The British miss their imperial period and savour it in nostalgia. A recent survey showed that 43 per cent of Britons look back at “those good old days” with pride. Johnson and Biden, who on the eve of the Ukraine crisis were embroiled in controversies and criticisms from various quarters at home, are at the forefront of condemning Putin. If Johnson faced controversies over dubious patronage and illegal parties at London’s 10 Downing Street, Biden’s popularity had fallen to less than 33 per cent as late—or as early—as January that marked the completion of his very first year at the White House.

Lies galore
In the 1980s, Ronald Regan sold weapons clandestinely to Iran through a circuitous route for circumventing senate’s directive not to fund the Contras fighting the leftist Sandinista forces in Nicaragua. Profits from arms sales to Iran were funnelled to the pro-American Contras. The black irony was that Iran and the US-backed the US-supported Iraq were fighting a war that lasted nearly nine years taking up much of the 1980s.
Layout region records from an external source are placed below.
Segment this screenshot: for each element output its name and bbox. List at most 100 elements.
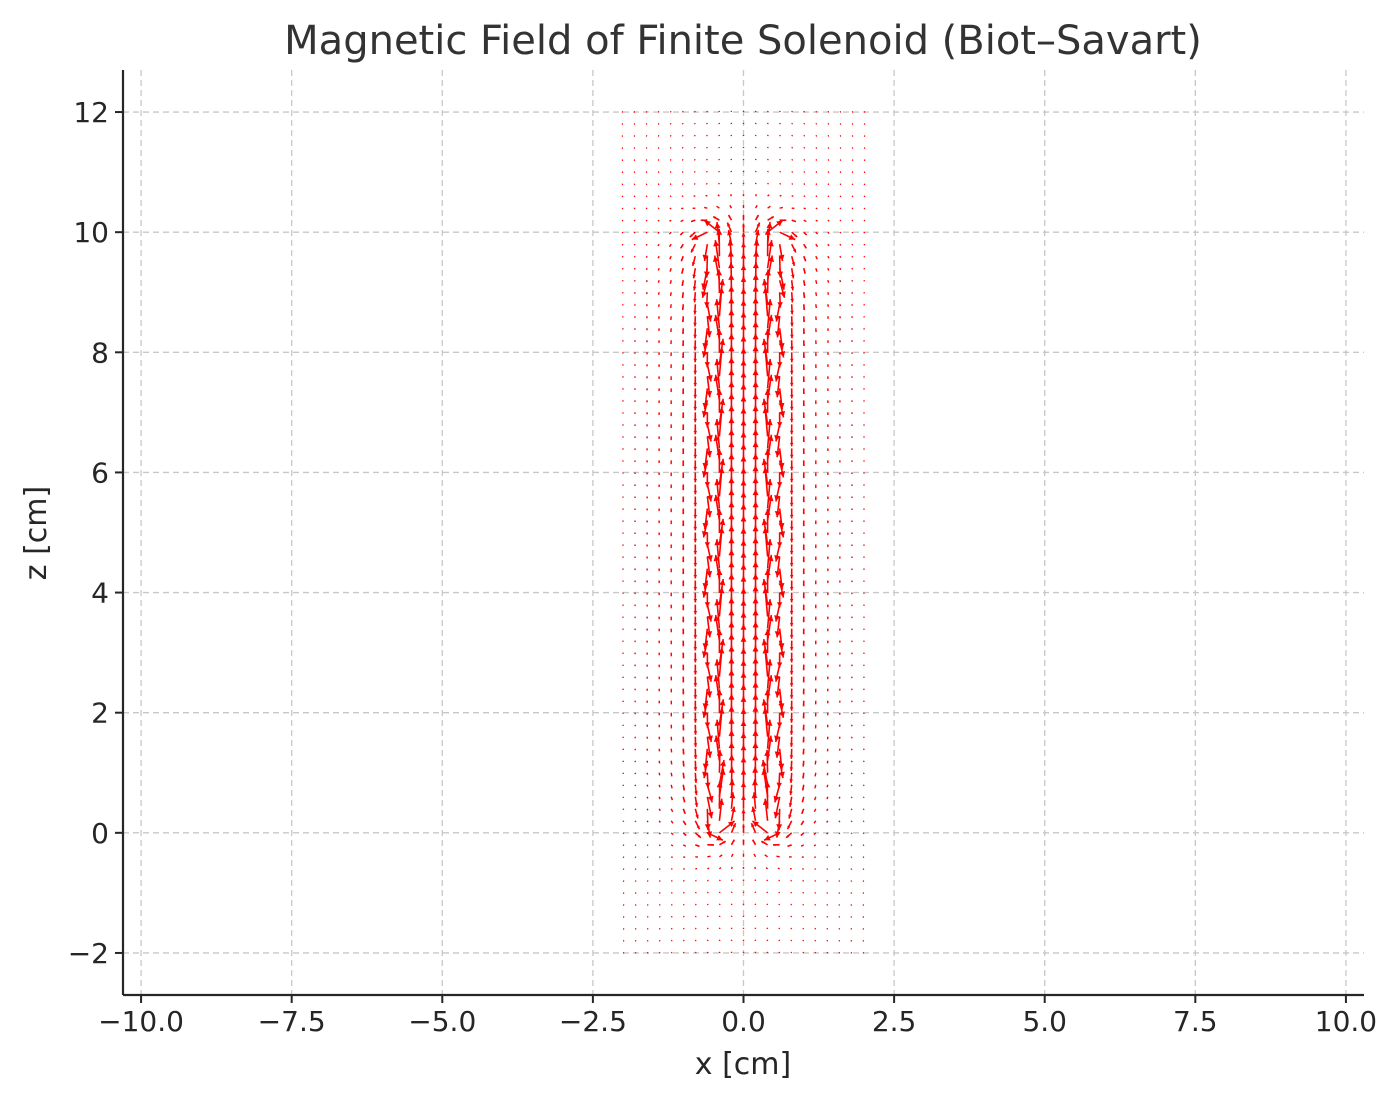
field-arrow [789, 508, 794, 519]
field-arrow [827, 207, 830, 210]
field-arrow [633, 231, 636, 234]
field-arrow [815, 110, 818, 113]
field-arrow [766, 915, 769, 918]
field-arrow [761, 338, 769, 365]
field-arrow [774, 676, 781, 698]
x-tick-label: 10.0 [1315, 1005, 1377, 1038]
field-arrow [802, 951, 805, 954]
field-arrow [802, 748, 805, 755]
field-arrow [751, 820, 769, 834]
field-arrow [682, 712, 685, 719]
field-arrow [694, 903, 697, 906]
field-arrow [633, 279, 636, 282]
field-arrow [714, 221, 721, 245]
field-arrow [693, 484, 698, 495]
field-arrow [839, 231, 842, 234]
field-arrow [802, 316, 806, 323]
field-arrow [813, 844, 817, 847]
field-arrow [658, 796, 661, 800]
field-arrow [751, 839, 757, 846]
field-arrow [789, 724, 794, 735]
field-arrow [622, 820, 625, 823]
field-arrow [718, 338, 726, 365]
field-arrow [787, 844, 792, 848]
field-arrow [803, 231, 808, 236]
field-arrow [838, 784, 841, 787]
field-arrow [670, 784, 673, 789]
field-arrow [741, 795, 746, 809]
field-arrow [802, 724, 805, 731]
y-tick-label: 10 [73, 216, 109, 249]
field-arrow [814, 760, 817, 765]
field-arrow [706, 146, 708, 149]
field-arrow [774, 496, 781, 518]
field-arrow [863, 267, 866, 270]
x-axis-label: x [cm] [695, 1047, 791, 1082]
field-arrow [802, 280, 806, 287]
field-arrow [681, 292, 685, 299]
field-arrow [693, 652, 698, 663]
field-arrow [681, 110, 684, 113]
field-arrow [788, 796, 793, 808]
field-arrow [789, 664, 794, 675]
field-arrow [851, 219, 854, 222]
field-arrow [681, 207, 684, 210]
field-arrow [706, 891, 709, 894]
field-arrow [706, 110, 708, 113]
field-arrow [802, 592, 805, 599]
field-arrow [668, 231, 672, 235]
field-arrow [706, 304, 713, 322]
field-arrow [801, 808, 805, 815]
field-arrow [703, 256, 710, 278]
field-arrow [801, 796, 805, 803]
field-arrow [693, 640, 698, 651]
field-arrow [742, 223, 745, 233]
field-arrow [646, 772, 649, 775]
field-arrow [693, 376, 698, 387]
field-arrow [776, 808, 783, 831]
field-arrow [774, 616, 781, 638]
field-arrow [693, 400, 697, 411]
field-arrow [669, 122, 672, 125]
field-arrow [789, 736, 794, 747]
field-arrow [815, 280, 818, 284]
field-arrow [645, 219, 648, 222]
field-arrow [730, 866, 733, 870]
field-arrow [802, 640, 805, 647]
field-arrow [645, 243, 648, 246]
field-arrow [779, 219, 787, 222]
field-arrow [669, 304, 672, 309]
x-tick-label: 7.5 [1173, 1005, 1218, 1038]
field-arrow [682, 592, 685, 599]
field-arrow [789, 376, 794, 387]
field-arrow [693, 448, 698, 459]
field-arrow [682, 484, 685, 491]
y-axis-label: z [cm] [19, 486, 54, 580]
field-arrow [706, 134, 708, 137]
field-arrow [694, 832, 702, 839]
field-arrow [826, 951, 829, 954]
field-arrow [718, 927, 721, 930]
field-arrow [789, 448, 794, 459]
field-arrow [863, 243, 866, 246]
field-arrow [713, 239, 721, 269]
field-arrow [827, 231, 830, 234]
field-arrow [726, 222, 733, 233]
field-arrow [767, 170, 769, 173]
field-arrow [670, 808, 674, 813]
field-arrow [776, 772, 782, 789]
field-arrow [657, 292, 660, 295]
field-arrow [693, 292, 697, 303]
field-arrow [719, 840, 727, 846]
field-arrow [622, 796, 625, 799]
field-arrow [693, 628, 698, 639]
field-arrow [802, 352, 805, 359]
field-arrow [704, 712, 711, 728]
field-arrow [718, 578, 726, 605]
field-arrow [634, 808, 637, 811]
field-arrow [779, 122, 781, 125]
field-arrow [838, 808, 841, 811]
field-arrow [694, 915, 697, 918]
field-arrow [693, 170, 696, 173]
field-arrow [839, 267, 842, 271]
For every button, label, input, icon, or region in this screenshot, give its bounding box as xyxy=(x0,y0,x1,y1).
Earlier this year, a commentator in the British newspaper, The Telegraph, complained: “Joe Biden is so bad he’s making Donald Trump look good.” On the other hand, most Russians see Putin as having restored their national pride unlike Mikhail Gorbachev and Boris Yeltsin —favourite Russians in the West — or Hamid Karzai and Mohammad Ashraf Ghani in Afghanistan. The latter quartet are despised by their compatriots even if lauded in the Western press and Western political platforms. When Gorbachev contested presidential election after the 1991 Soviet Union breakup, he polled a half percentage of the total votes cast. And, mind you, Putin is by no means a saint and no less aggressive than his foreign counterparts when it comes to the question of Russia’s “security interests”.
Comparisons are only to be expected. Many American analysts view as illegal America’s support for the Israeli annexation of the Golan Heights, seized from Syria in the 1967 war. Israel receives $ 4 billion in military aid annually, as a reliable backup to American military strategy in West Asia.

Hence, the message decoded from the past and ongoing events reads: Play by the rule book for a consistency that bolsters credibility, and don’t act in haste as if there is no tomorrow. What’s done in haste for an immediate gain today might, in future, be weaponised as a precedent against the very ones who originated it. Cherry picking carries the logic of an eventual boomerang.